Looking for a weekend trip.
LOVE to clean boats and help pay for whatever is needed:thumbup:


----------



## purple haze (Sep 2, 2013)

gulfbreezetom. Sorry we are full most week ends But we do have an open seat from time to time in the middle of the week. If this is some thing that might work for you give us a shout. We always leave from the Pensacola Pass. Hours are from sunrise to sunset. Slit cost and you are more then welcome to help clean the boat.


----------



## gulfbreezetom (Jun 12, 2012)

Purple - I will be retiring and available for fishing 7 days a week starting Sep 1st.
Can't wait! Thank you for the kind offer. I will take you up on it for sure!


----------



## Mac1528 (Mar 24, 2012)

Congrats gbt! Hope you enjoy every day of it.


----------



## gulfbreezetom (Jun 12, 2012)

Thanks MAC, looking forward to it!


----------



## tkh329 (Mar 14, 2012)

GBT, any particular kind of fishing? I've got a 22' bay boat and wouldn't mind meeting some reliable folks that need a ride!
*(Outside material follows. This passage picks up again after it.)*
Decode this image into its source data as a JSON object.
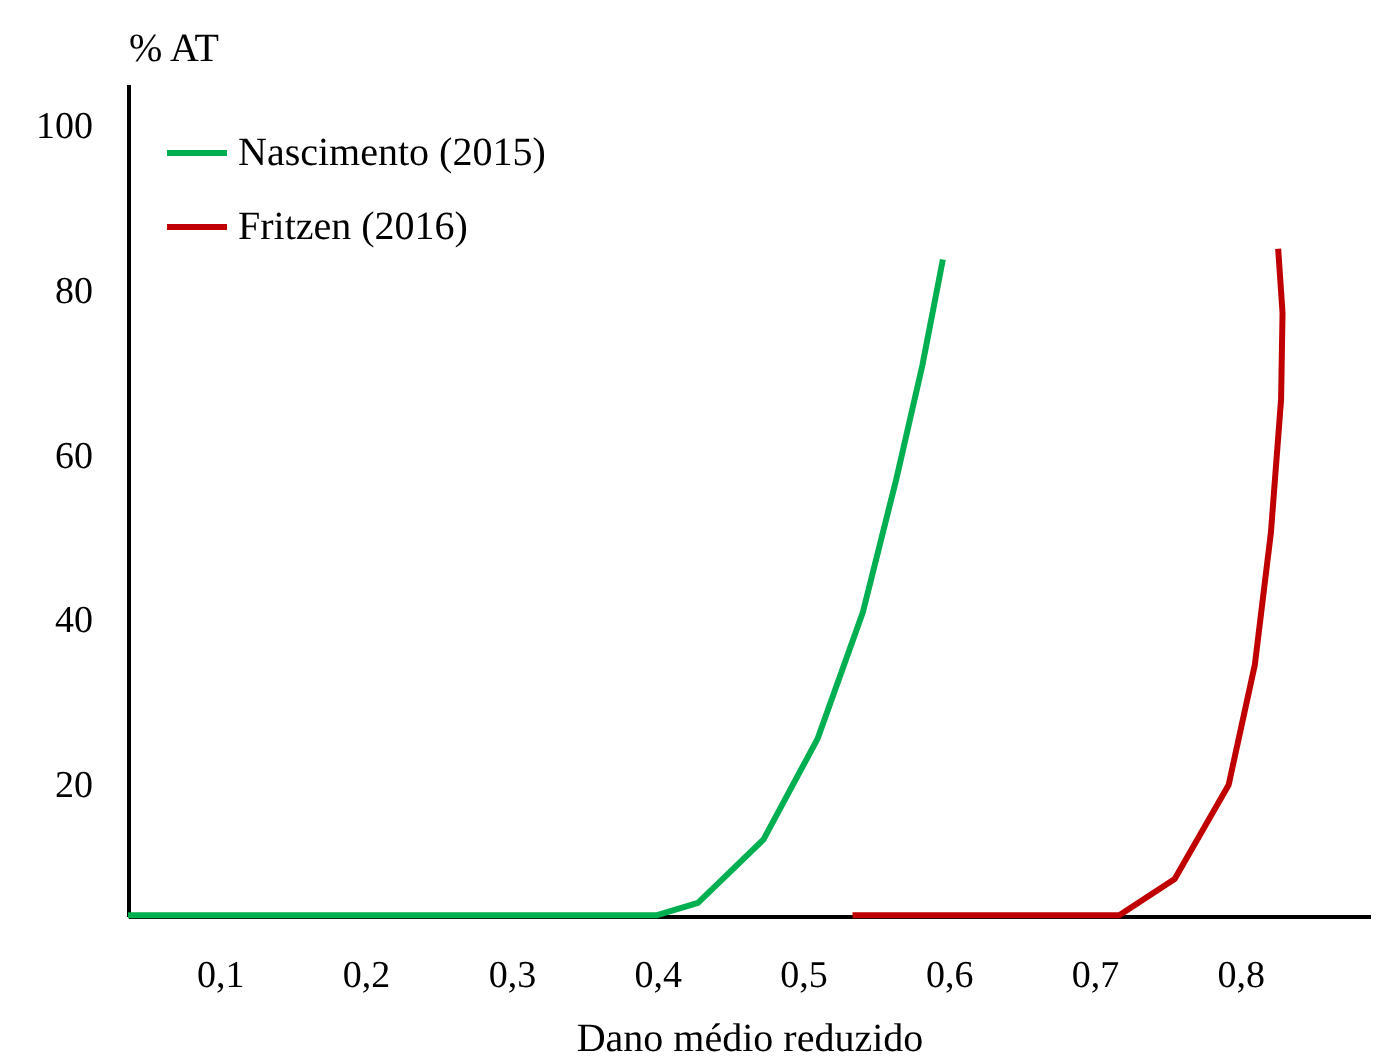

Sent from my iPhone using Tapatalk


----------



## gulfbreezetom (Jun 12, 2012)

Mostly inshore. Been hunting the elusive 30" trout. Catching 40 every morning I go. Would rather fish out of a boat Instead of my wet kayak. Can go Fri, sat, Sun this week. Text me at 850-542-5439. Split gas/cleaning.


----------



## Mac1528 (Mar 24, 2012)

Hey GBT, what bay you usually fish in. I'll be down in August, staying in Perdido Key with my boat and maybe we can go out. I'll give you a text when I get down there!


----------